“The Kite Runner”: A Timeless Classic For a Reason


Paula Le

The cover of the book in all its glory.

Paula Le, Editor

The Kite Runner, a book I will read a thousand times over.

In high school, you either encounter a book you surprisingly like, or you heavily rely on SparkNotes. But, The Kite Runner was SOMETHING else. Was it the writing? The parallels? The realism? The build-up right before everything falls apart? Multiple. Times. The Kite Runner hands-down is a page-turner that never gives you the chance to process your thoughts, for you NEED to know what happens next. There was something about the way the author, Khaled Hosseini, wrote the novel that made it beautifully perfect.

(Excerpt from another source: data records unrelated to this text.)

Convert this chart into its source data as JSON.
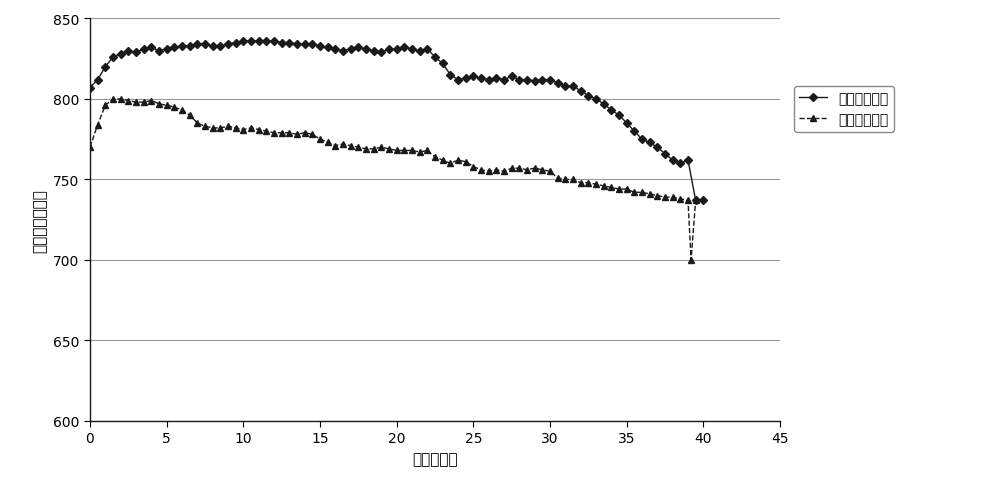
{
  "title": "",
  "xlabel": "长度（米）",
  "ylabel": "温度（摄氏度）",
  "xlim": [
    0,
    45
  ],
  "ylim": [
    600,
    850
  ],
  "yticks": [
    600,
    650,
    700,
    750,
    800,
    850
  ],
  "xticks": [
    0,
    5,
    10,
    15,
    20,
    25,
    30,
    35,
    40,
    45
  ],
  "series1_label": "精轧终轧温度",
  "series2_label": "冷却开始温度",
  "series1_x": [
    0,
    0.5,
    1,
    1.5,
    2,
    2.5,
    3,
    3.5,
    4,
    4.5,
    5,
    5.5,
    6,
    6.5,
    7,
    7.5,
    8,
    8.5,
    9,
    9.5,
    10,
    10.5,
    11,
    11.5,
    12,
    12.5,
    13,
    13.5,
    14,
    14.5,
    15,
    15.5,
    16,
    16.5,
    17,
    17.5,
    18,
    18.5,
    19,
    19.5,
    20,
    20.5,
    21,
    21.5,
    22,
    22.5,
    23,
    23.5,
    24,
    24.5,
    25,
    25.5,
    26,
    26.5,
    27,
    27.5,
    28,
    28.5,
    29,
    29.5,
    30,
    30.5,
    31,
    31.5,
    32,
    32.5,
    33,
    33.5,
    34,
    34.5,
    35,
    35.5,
    36,
    36.5,
    37,
    37.5,
    38,
    38.5,
    39,
    39.5,
    40
  ],
  "series1_y": [
    807,
    812,
    820,
    826,
    828,
    830,
    829,
    831,
    832,
    830,
    831,
    832,
    833,
    833,
    834,
    834,
    833,
    833,
    834,
    835,
    836,
    836,
    836,
    836,
    836,
    835,
    835,
    834,
    834,
    834,
    833,
    832,
    831,
    830,
    831,
    832,
    831,
    830,
    829,
    831,
    831,
    832,
    831,
    830,
    831,
    826,
    822,
    815,
    812,
    813,
    814,
    813,
    812,
    813,
    812,
    814,
    812,
    812,
    811,
    812,
    812,
    810,
    808,
    808,
    805,
    802,
    800,
    797,
    793,
    790,
    785,
    780,
    775,
    773,
    770,
    766,
    762,
    760,
    762,
    737,
    737
  ],
  "series2_x": [
    0,
    0.5,
    1,
    1.5,
    2,
    2.5,
    3,
    3.5,
    4,
    4.5,
    5,
    5.5,
    6,
    6.5,
    7,
    7.5,
    8,
    8.5,
    9,
    9.5,
    10,
    10.5,
    11,
    11.5,
    12,
    12.5,
    13,
    13.5,
    14,
    14.5,
    15,
    15.5,
    16,
    16.5,
    17,
    17.5,
    18,
    18.5,
    19,
    19.5,
    20,
    20.5,
    21,
    21.5,
    22,
    22.5,
    23,
    23.5,
    24,
    24.5,
    25,
    25.5,
    26,
    26.5,
    27,
    27.5,
    28,
    28.5,
    29,
    29.5,
    30,
    30.5,
    31,
    31.5,
    32,
    32.5,
    33,
    33.5,
    34,
    34.5,
    35,
    35.5,
    36,
    36.5,
    37,
    37.5,
    38,
    38.5,
    39,
    39.2,
    39.5
  ],
  "series2_y": [
    770,
    784,
    796,
    800,
    800,
    799,
    798,
    798,
    799,
    797,
    796,
    795,
    793,
    790,
    785,
    783,
    782,
    782,
    783,
    782,
    781,
    782,
    781,
    780,
    779,
    779,
    779,
    778,
    779,
    778,
    775,
    773,
    771,
    772,
    771,
    770,
    769,
    769,
    770,
    769,
    768,
    768,
    768,
    767,
    768,
    764,
    762,
    760,
    762,
    761,
    758,
    756,
    755,
    756,
    755,
    757,
    757,
    756,
    757,
    756,
    755,
    751,
    750,
    750,
    748,
    748,
    747,
    746,
    745,
    744,
    744,
    742,
    742,
    741,
    740,
    739,
    739,
    738,
    737,
    700,
    737
  ],
  "line_color": "#1a1a1a",
  "marker_size": 4,
  "background_color": "#ffffff",
  "grid_color": "#999999"
}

Where, where do I begin? I’ve obviously had my fair share of books, but nothing like The Kite Runner made me overthink. And I’m a heavy overthinker. The fact that Amir is related to Hassan? I haven’t been an Amir stan throughout the book, but I couldn’t imagine how Amir felt after realizing he abandoned not only his childhood friend but his half-brother at the alleyway when the two were only 12-years-old (which I full-on sobbed at, by the way). Could things have been different if only Baba was honest in the beginning?

Hubert Marot

If Amir wasn’t drowning in guilt before, he was now. Baba was a king for the majority of the book until doing the one thing he preached to never do. “There is only one sin, only one. And that is theft.” I smell hypocrisy in the air. Hassan and Amir are close in age, so the timeline of Baba being with another woman after his wife’s death AND with Ali’s wife… Come. On. Say, how come Rahim Khan knew about the incident in the alleyway practically after it happened from Hassan but never confronted Amir about it? Instead, he continued to act as a second father figure and bought a gift for Amir’s 13th birthday. As I was reading the book, finally seeing Hassan’s life and his surroundings are in his favor was heartwarming! Until finding out about his cause of death was because of the Taliban (and could have been in the hands of Assef himself). Don’t get me started on the reappearance of Assef. The element of surprise definitely got me. I shut the book quicker than the speed of light. The fact that Assef tormented Hassan and his son Sohrab made me root for Amir when they fought. Finally, Amir is a man who’s willing to stand up for what’s right, something Baba wished for the longest time.

If The Kite Runner had a second title, it would be along the lines of unforeseen. Recall how when Amir recounted his childhood, he narrated how he had Hassan aim walnuts at a one-eyed German shepherd…Assef was part-German…though Hassan gave Assef the nickname of “One-Eyed Assef” but never inflicted harm, his son was the one to initiate the name. Both Hassan and Sohrab were willing to put themselves before Amir in order for him to not get injured by Assef. Like father, like son. The deja vu I experienced between the two was too much that I had to sit down and take a breather. Then Rahim Khan plans this scheme for Amir’s redemption and saving Sohrab, just to purposefully lie about there not being an American couple who owns an orphanage in hopes for Amir to be the one to adopt Sohrab?? Mhm, I see what you did there Rahim Khan. Just when we think things are turning well for the plot and readers, Sohrab trying to take his life was the last straw for me. How much more can I take? I do not hold it against Sohrab, for he genuinely has a fear of returning back to an orphanage that he felt was the last solution. Say it with me, Hassan and Sohrab deserved better.

Wikimedia Commons

Though The Kite Runner is fiction, it still exceeds expectations and portrays modern Afghanistan. As the Taliban establish their power, “there are a lot of children in Afghanistan, but little childhood.” The novel touches base on how children are exploited for personal entertainment as this is seen when Sohrab was dancing with bells and eyeliner on. Based on interactions with anyone and Sohrab, it’s evident he is intelligent for his age, but that may be due to having to grow up quickly. The scene where Amir encountered a boy who was selling “sexy pictures” may be an inappropriate act in any other country, but the truth is, that’s the only source of survival for the child. Minorities like Hazaras and Sikhs are victims of abuse the Taliban has inflicted—Hazaras dragged outside their homes and shot in the streets. The citizens of Afghanistan are not “untouchable” either. As the death toll and poverty rise, there is not enough care for death certificates to be written. Though readers may have wished for the death of Assef, or at least I did, he being a leader for the Taliban but still is alive depicts how inhumanity and violence continue to exist in Afghanistan.

The Kite Runner is haunting, raw, traumatizing, exquisite, do I need to go on? If you were to ask me to rate the book, I wouldn’t be able to and would start crying. If I could experience reading the novel for the first time, I think I’ll take it ONCE I’m healed from this bumpy rollercoaster. The Kite Runner will definitely be on my bookshelf in my dream library.